Per niente al mondo è composto di questi momenti carichi di sincerità, pezzi di un discorso incastonato in una struttura priva di linearità che mescola tre differenti piani temporali, tesi a proiettare lo spettatore nella complessità di un altro modo di guardare il mondo, ferito, deluso, rabbioso.
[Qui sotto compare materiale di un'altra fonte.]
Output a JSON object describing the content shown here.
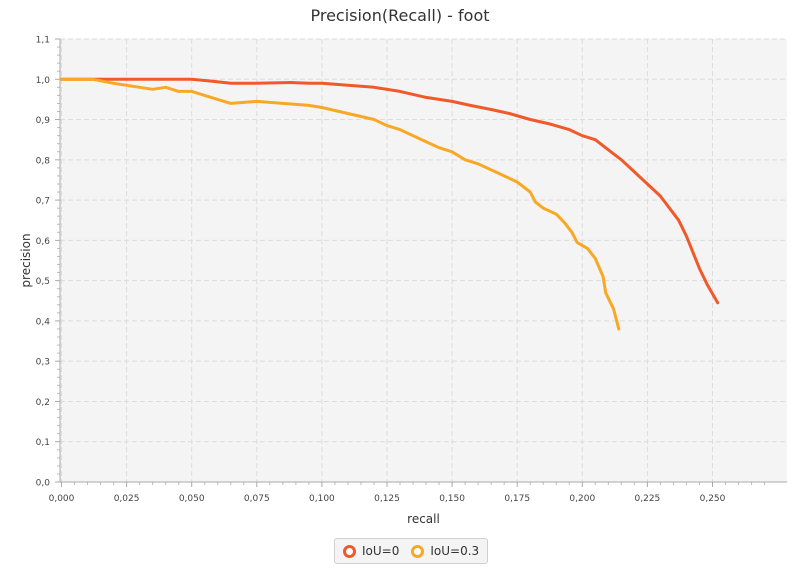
{
  "chart_data": {
    "type": "line",
    "title": "Precision(Recall) - foot",
    "xlabel": "recall",
    "ylabel": "precision",
    "xlim": [
      0.0,
      0.275
    ],
    "ylim": [
      0.0,
      1.1
    ],
    "x_ticks": [
      "0,000",
      "0,025",
      "0,050",
      "0,075",
      "0,100",
      "0,125",
      "0,150",
      "0,175",
      "0,200",
      "0,225",
      "0,250"
    ],
    "y_ticks": [
      "0,0",
      "0,1",
      "0,2",
      "0,3",
      "0,4",
      "0,5",
      "0,6",
      "0,7",
      "0,8",
      "0,9",
      "1,0",
      "1,1"
    ],
    "grid": true,
    "legend_position": "bottom",
    "series": [
      {
        "name": "IoU=0",
        "color": "#f0592a",
        "points": [
          [
            0.0,
            1.0
          ],
          [
            0.05,
            1.0
          ],
          [
            0.058,
            0.995
          ],
          [
            0.065,
            0.99
          ],
          [
            0.075,
            0.99
          ],
          [
            0.088,
            0.992
          ],
          [
            0.095,
            0.99
          ],
          [
            0.1,
            0.99
          ],
          [
            0.11,
            0.985
          ],
          [
            0.12,
            0.98
          ],
          [
            0.13,
            0.97
          ],
          [
            0.14,
            0.955
          ],
          [
            0.15,
            0.945
          ],
          [
            0.157,
            0.935
          ],
          [
            0.165,
            0.925
          ],
          [
            0.172,
            0.915
          ],
          [
            0.18,
            0.9
          ],
          [
            0.187,
            0.89
          ],
          [
            0.195,
            0.875
          ],
          [
            0.2,
            0.86
          ],
          [
            0.205,
            0.85
          ],
          [
            0.21,
            0.825
          ],
          [
            0.215,
            0.8
          ],
          [
            0.22,
            0.77
          ],
          [
            0.225,
            0.74
          ],
          [
            0.23,
            0.71
          ],
          [
            0.237,
            0.65
          ],
          [
            0.24,
            0.61
          ],
          [
            0.245,
            0.53
          ],
          [
            0.248,
            0.49
          ],
          [
            0.252,
            0.445
          ]
        ]
      },
      {
        "name": "IoU=0.3",
        "color": "#f9a825",
        "points": [
          [
            0.0,
            1.0
          ],
          [
            0.012,
            1.0
          ],
          [
            0.02,
            0.99
          ],
          [
            0.03,
            0.98
          ],
          [
            0.035,
            0.975
          ],
          [
            0.04,
            0.98
          ],
          [
            0.045,
            0.97
          ],
          [
            0.05,
            0.97
          ],
          [
            0.055,
            0.96
          ],
          [
            0.06,
            0.95
          ],
          [
            0.065,
            0.94
          ],
          [
            0.075,
            0.945
          ],
          [
            0.085,
            0.94
          ],
          [
            0.095,
            0.935
          ],
          [
            0.1,
            0.93
          ],
          [
            0.11,
            0.915
          ],
          [
            0.12,
            0.9
          ],
          [
            0.125,
            0.885
          ],
          [
            0.13,
            0.875
          ],
          [
            0.135,
            0.86
          ],
          [
            0.14,
            0.845
          ],
          [
            0.145,
            0.83
          ],
          [
            0.15,
            0.82
          ],
          [
            0.155,
            0.8
          ],
          [
            0.16,
            0.79
          ],
          [
            0.165,
            0.775
          ],
          [
            0.17,
            0.76
          ],
          [
            0.175,
            0.745
          ],
          [
            0.18,
            0.72
          ],
          [
            0.182,
            0.695
          ],
          [
            0.185,
            0.68
          ],
          [
            0.19,
            0.665
          ],
          [
            0.193,
            0.645
          ],
          [
            0.196,
            0.62
          ],
          [
            0.198,
            0.595
          ],
          [
            0.202,
            0.58
          ],
          [
            0.205,
            0.555
          ],
          [
            0.208,
            0.51
          ],
          [
            0.209,
            0.47
          ],
          [
            0.212,
            0.43
          ],
          [
            0.214,
            0.38
          ]
        ]
      }
    ]
  }
}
Se da una parte il merito di D’Emilio è certamente di aver avuto l’intuizione di accendere i riflettori sulle conseguenze a cui il suo protagonista deve far fronte una volta entrato nella voragine dell’ingiustizia e del carcere, dall’altra questo film è interessato a esplorare la fitta trama di punti di vista sulla verità dirottando lo spettatore su più punti di vista, come ha dichiarato lo stesso regista: «Questo movimento, avanti e indietro nel tempo, offre al pubblico la grande opportunità di sospendere il proprio giudizio sul film e sul protagonista, di confrontarsi con i propri pregiudizi e con i luoghi comuni che caratterizzano ognuno di noi. Lo spettatore, infatti, è direttamente proiettato nella vicenda ed è chiamato a giudicare, ma senza avere piena consapevolezza dei fatti. Ogni personaggio del film ha una sua verità. La dichiara, la nasconde, la grida con tutto il suo fiato».
Come accadeva già in Un giorno all’improvviso, dove prevaleva un interesse verso la condizione dell’abbandono vista con gli occhi del giovane protagonista, D’Emilio è interessato a catturare il vuoto vissuto da Bernardo, restituendo allo spettatore la complessità densa e drammatica di chi è schiacciato dall’ingiustizia di essere ritenuto colpevole di un reato non commesso. Così, senza cascare in visioni stereotipate, evitando di farsi schiacciare dall’ombra sociologica e didascalica, il film segue una traiettoria insolita e meno accomodante, evita di dare tutte le risposte, resta in bilico giocando con i generi e lavorando per sottrazione ma, soprattutto, restituisce immagini non convenzionali di un Nord Est rimodellato da uno scenario fotografato in modo glaciale, distaccato, misterioso. Il finale lascia senza fiato di fronte alla crudeltà dello smarrimento.